District investigating school with 20% opt-out rate

This article was originally published in The Notebook. In August 2020, The Notebook became Chalkbeat Philadelphia.

Your browser does not support the audio tag. Parents of about 100 students at North Philadelphia’s Feltonville School of Arts & Sciences have signed letters withdrawing their children from standardized tests.

Now the Philadelphia School District is investigating whether those parents "have been fully informed," according to District spokesman Fernando Gallard.

Who’s opting out

The parents at Feltonville are a part of a growing regional and national opt-out movement, with footholds in suburban New Jersey as well as big-city districts like Chicago and Los Angeles.

In November, members of Philadelphia City Council held a hearing on standardized testing, and Council members Mark Squilla, Jannie Blackwell and Maria Quinones-Sanchez all signed a letter in support of Feltonville’s opting-out parents last week.

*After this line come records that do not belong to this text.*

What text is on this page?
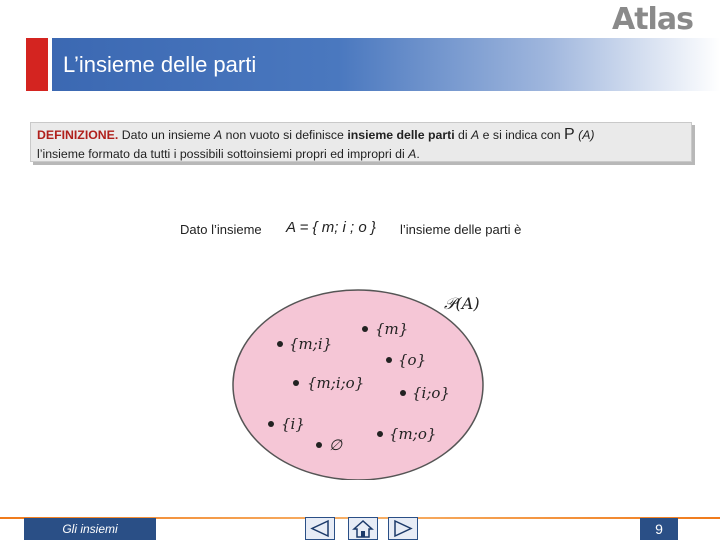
Atlas
L’insieme delle parti
DEFINIZIONE. Dato un insieme A non vuoto si definisce insieme delle parti di A e si indica con P (A)
l’insieme formato da tutti i possibili sottoinsiemi propri ed impropri di A.
Dato l’insieme A = { m; i ; o } l’insieme delle parti è
𝒫(A)
{m}
{m;i}
{o}
{m;i;o}
{i;o}
{i}
∅
{m;o}
Gli insiemi	9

These and other supporters of the opt-out movement highlight the fact that all students – regardless of whether they are English language learners or have special education needs – take the same tests. That means that students known to perform below their grade level are still evaluated in their grade.

This brings down both individual evaluations and cumulative evaluations of schools that serve a lot of high-needs students, according to opt-out supporters.

"’English language learners by definition don’t know English," said Feltonville teacher Vici Smith. "They’re two, three four levels behind. And then they’re told about their failures, then the school is labeled as a failure."

According to Feltonville’s Pennsylvania School Performance Profile, about 20 percent of its students are ELL.

Over the last several months, members of the Caucus of Working Educators, a faction within the Philadelphia Federation of Teachers, held meetings to share information about opting-out with parents tied to schools across Philadelphia.

Parents at the Feltonville School of Arts & Sciences also received a form letter explaining that they may opt their children out of standardized tests like the Pennsylvania System of School Assessment tests, or PSSAs, as well as internal tests like benchmarks.